WASHINGTON, DC, January 16, 2024 – The National Housing Conference (NHC) President and CEO David M. Dworkin released the following statement about the newly announced bipartisan tax agreement:
“The National Housing Conference (NHC) strongly supports the newly announced bipartisan tax agreement, agreed upon by Senate Finance Committee Chairman Ron Wyden (D-Ore.) and House Ways and Means Committee Chairman Jason Smith (R-Mo.). The compromise bill is likely to finance the production of over 200,000 affordable homes if enacted.
The United States is experiencing the worst housing affordability crisis in recent history. This bill will make a significant downpayment on bipartisan solutions to produce more housing that is affordable to working Americans in every state. This is why it has strong bipartisan support.
Every American is impacted directly or indirectly by this crisis – the people we rely on to take care of our kids, serve our food, clean our teeth, and teach in our schools. According to the National Housing Conference’s Paycheck to Paycheck database, the need for affordable housing is clear when comparing to wage data. Childcare workers can afford to rent a one-bedroom apartment in only 15 out of 390 metropolitan statistical areas (MSAs). Cashiers can afford to rent a one-bedroom apartment in only 13 of those MSAs. This is true for higher-paid workers as well. Dental assistants can’t afford to rent a one-bedroom unit in 101 MSAs, and Middle School Teachers cannot afford a one-bedroom apartment in 17 of those areas.

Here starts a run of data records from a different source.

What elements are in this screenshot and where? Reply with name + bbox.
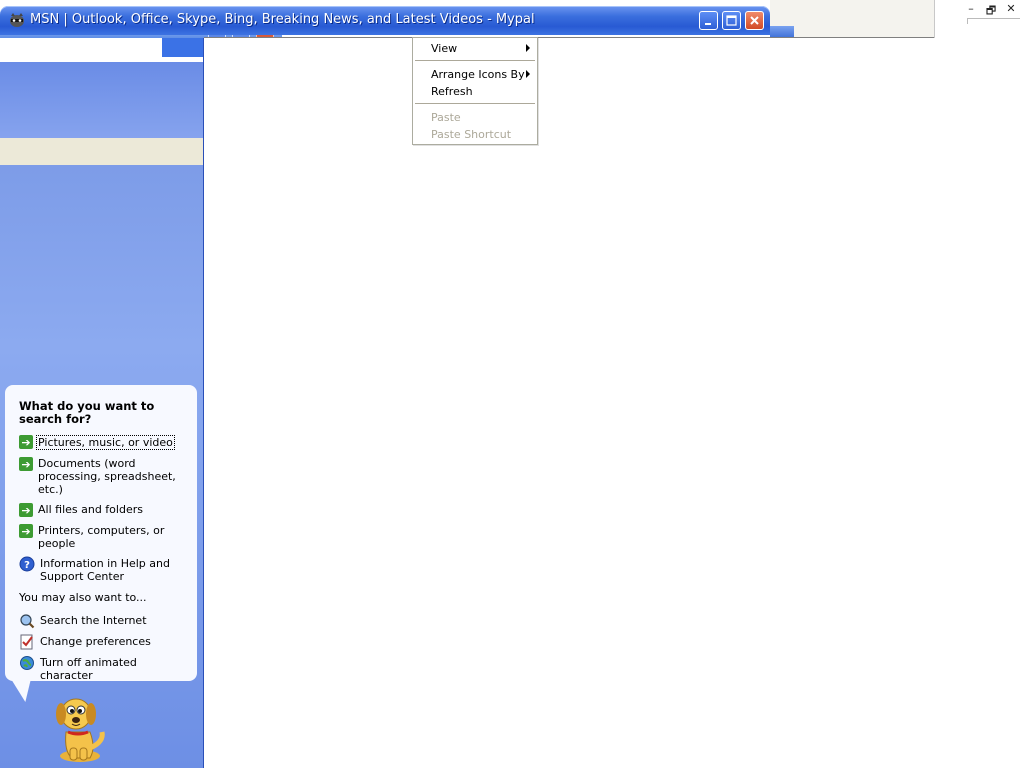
desktop-content-area[interactable] xyxy=(204,38,1024,768)
browser-title-bar[interactable]: MSN | Outlook, Office, Skype, Bing, Brea… xyxy=(0,6,770,35)
search-internet-link[interactable]: Search the Internet xyxy=(19,614,191,629)
search-option-printers[interactable]: ➔ Printers, computers, or people xyxy=(19,524,191,550)
also-want-label: You may also want to... xyxy=(19,591,147,604)
turn-off-character-link[interactable]: Turn off animated character xyxy=(19,656,191,682)
maximize-icon xyxy=(726,15,737,26)
green-arrow-icon: ➔ xyxy=(19,524,33,538)
search-option-help-center[interactable]: ? Information in Help and Support Center xyxy=(19,556,191,583)
menu-item-paste[interactable]: Paste xyxy=(431,111,461,124)
desktop-context-menu: View Arrange Icons By Refresh Paste Past… xyxy=(412,37,538,145)
search-option-label: Information in Help and Support Center xyxy=(40,557,170,583)
search-heading: What do you want to search for? xyxy=(19,399,155,426)
background-window xyxy=(770,0,935,38)
window-title: MSN | Outlook, Office, Skype, Bing, Brea… xyxy=(30,12,535,27)
minimize-icon xyxy=(704,22,711,25)
green-arrow-icon: ➔ xyxy=(19,503,33,517)
close-icon xyxy=(750,16,759,25)
search-option-label: Printers, computers, or people xyxy=(38,524,165,550)
search-option-label: Pictures, music, or video xyxy=(36,435,175,450)
globe-icon xyxy=(20,656,34,670)
search-option-label: Documents (word processing, spreadsheet,… xyxy=(38,457,176,496)
submenu-arrow-icon xyxy=(526,44,530,52)
minimize-button[interactable] xyxy=(699,11,718,30)
green-arrow-icon: ➔ xyxy=(19,457,33,471)
turn-off-character-label: Turn off animated character xyxy=(40,656,137,682)
pane-band xyxy=(0,62,203,138)
green-arrow-icon: ➔ xyxy=(19,435,33,449)
maximize-button[interactable] xyxy=(722,11,741,30)
menu-item-paste-shortcut[interactable]: Paste Shortcut xyxy=(431,128,511,141)
search-option-pictures[interactable]: ➔ Pictures, music, or video xyxy=(19,435,191,450)
search-option-documents[interactable]: ➔ Documents (word processing, spreadshee… xyxy=(19,457,191,496)
dog-character[interactable] xyxy=(46,692,110,764)
search-internet-icon xyxy=(20,614,35,629)
svg-text:?: ? xyxy=(24,560,30,571)
pane-header-highlight xyxy=(162,38,203,57)
help-icon: ? xyxy=(19,556,35,572)
change-preferences-label: Change preferences xyxy=(40,635,151,648)
menu-item-refresh[interactable]: Refresh xyxy=(431,85,473,98)
menu-item-view[interactable]: View xyxy=(431,42,457,55)
close-button[interactable] xyxy=(745,11,764,30)
search-internet-label: Search the Internet xyxy=(40,614,147,627)
search-option-label: All files and folders xyxy=(38,503,143,516)
menu-separator xyxy=(415,103,535,104)
menu-item-arrange-icons-by[interactable]: Arrange Icons By xyxy=(431,68,525,81)
mypal-raccoon-icon xyxy=(10,13,24,27)
change-preferences-link[interactable]: Change preferences xyxy=(19,634,191,650)
pane-separator-band xyxy=(0,138,203,165)
content-top-border xyxy=(204,37,934,38)
submenu-arrow-icon xyxy=(526,70,530,78)
menu-separator xyxy=(415,60,535,61)
search-option-all-files[interactable]: ➔ All files and folders xyxy=(19,503,191,517)
search-balloon: What do you want to search for? ➔ Pictur… xyxy=(5,385,197,682)
preferences-icon xyxy=(20,634,33,650)
outer-scrollbar-fragment xyxy=(967,18,1020,24)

The compromise bill isn’t perfect. We would have liked to see provisions to incentivize more housing for extremely low-income Americans and build and rehab more housing in underserved neighborhoods. But we also recognize that the perfect cannot be the enemy of the good, and this is a good bill.

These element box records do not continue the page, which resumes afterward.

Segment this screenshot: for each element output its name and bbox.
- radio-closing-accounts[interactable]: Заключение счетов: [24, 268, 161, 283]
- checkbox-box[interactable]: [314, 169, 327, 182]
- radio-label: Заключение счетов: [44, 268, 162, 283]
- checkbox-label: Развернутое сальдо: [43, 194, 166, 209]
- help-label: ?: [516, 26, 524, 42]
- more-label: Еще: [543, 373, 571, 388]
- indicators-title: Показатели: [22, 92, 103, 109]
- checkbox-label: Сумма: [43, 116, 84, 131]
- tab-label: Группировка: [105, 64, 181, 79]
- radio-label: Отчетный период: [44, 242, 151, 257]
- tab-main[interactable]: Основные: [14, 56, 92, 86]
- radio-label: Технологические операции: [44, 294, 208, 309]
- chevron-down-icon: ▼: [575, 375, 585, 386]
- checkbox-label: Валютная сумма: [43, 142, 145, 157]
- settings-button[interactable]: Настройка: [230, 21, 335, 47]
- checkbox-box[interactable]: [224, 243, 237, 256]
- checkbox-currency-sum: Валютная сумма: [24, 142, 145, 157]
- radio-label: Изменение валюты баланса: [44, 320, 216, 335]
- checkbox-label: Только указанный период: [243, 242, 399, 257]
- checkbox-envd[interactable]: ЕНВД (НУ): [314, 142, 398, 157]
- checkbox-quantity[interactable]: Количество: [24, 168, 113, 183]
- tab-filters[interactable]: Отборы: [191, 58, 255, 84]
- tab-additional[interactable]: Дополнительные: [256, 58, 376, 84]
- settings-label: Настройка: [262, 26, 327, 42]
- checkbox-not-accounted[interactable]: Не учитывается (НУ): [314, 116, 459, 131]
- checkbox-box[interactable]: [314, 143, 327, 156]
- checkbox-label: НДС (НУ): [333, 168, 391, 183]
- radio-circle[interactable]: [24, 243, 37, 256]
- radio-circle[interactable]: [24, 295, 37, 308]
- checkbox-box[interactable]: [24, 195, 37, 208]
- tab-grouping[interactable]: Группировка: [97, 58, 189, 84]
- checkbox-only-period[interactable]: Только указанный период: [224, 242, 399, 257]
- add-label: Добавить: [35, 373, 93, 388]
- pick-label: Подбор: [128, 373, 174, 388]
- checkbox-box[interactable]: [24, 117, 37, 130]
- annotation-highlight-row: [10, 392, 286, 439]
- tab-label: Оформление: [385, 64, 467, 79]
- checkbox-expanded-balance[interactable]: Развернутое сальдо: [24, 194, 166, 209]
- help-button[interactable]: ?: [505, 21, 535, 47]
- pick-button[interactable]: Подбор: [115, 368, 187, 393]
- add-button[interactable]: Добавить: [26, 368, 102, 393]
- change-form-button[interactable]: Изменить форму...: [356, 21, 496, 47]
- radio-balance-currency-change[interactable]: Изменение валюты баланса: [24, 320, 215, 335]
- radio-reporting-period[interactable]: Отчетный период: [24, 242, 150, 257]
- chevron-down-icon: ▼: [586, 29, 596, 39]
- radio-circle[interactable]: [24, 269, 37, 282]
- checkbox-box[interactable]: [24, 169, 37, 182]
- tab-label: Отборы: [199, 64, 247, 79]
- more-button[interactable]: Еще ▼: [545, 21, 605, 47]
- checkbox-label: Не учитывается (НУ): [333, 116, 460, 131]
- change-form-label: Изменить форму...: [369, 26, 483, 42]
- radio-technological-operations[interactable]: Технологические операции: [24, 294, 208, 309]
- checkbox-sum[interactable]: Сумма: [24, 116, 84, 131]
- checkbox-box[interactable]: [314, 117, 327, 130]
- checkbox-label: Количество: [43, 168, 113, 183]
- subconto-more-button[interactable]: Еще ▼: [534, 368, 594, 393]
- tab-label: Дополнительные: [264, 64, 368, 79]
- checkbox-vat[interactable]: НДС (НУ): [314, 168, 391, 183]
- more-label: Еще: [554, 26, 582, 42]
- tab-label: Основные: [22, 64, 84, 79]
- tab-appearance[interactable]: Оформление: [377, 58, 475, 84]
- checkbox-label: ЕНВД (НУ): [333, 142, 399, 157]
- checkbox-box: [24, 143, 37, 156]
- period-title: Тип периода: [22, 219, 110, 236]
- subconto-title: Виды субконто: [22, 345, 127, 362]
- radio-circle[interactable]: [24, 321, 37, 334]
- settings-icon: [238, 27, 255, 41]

The Low-Income Housing Tax Credit (LIHTC) program is the nation’s most successful housing production tool, responsible for 90% of federally funded affordable construction and financing nearly 3.5 million affordable homes since 1986. The compromise bill reinstates the lapsed 12.5% allocation increase for the years 2023 through 2025 and lowers the 50% bond financing test to 30% for Private Activity Bond allocations in 2024 and 2025. These two provisions will result in hundreds of thousands of new housing units at a time when production is sorely needed.”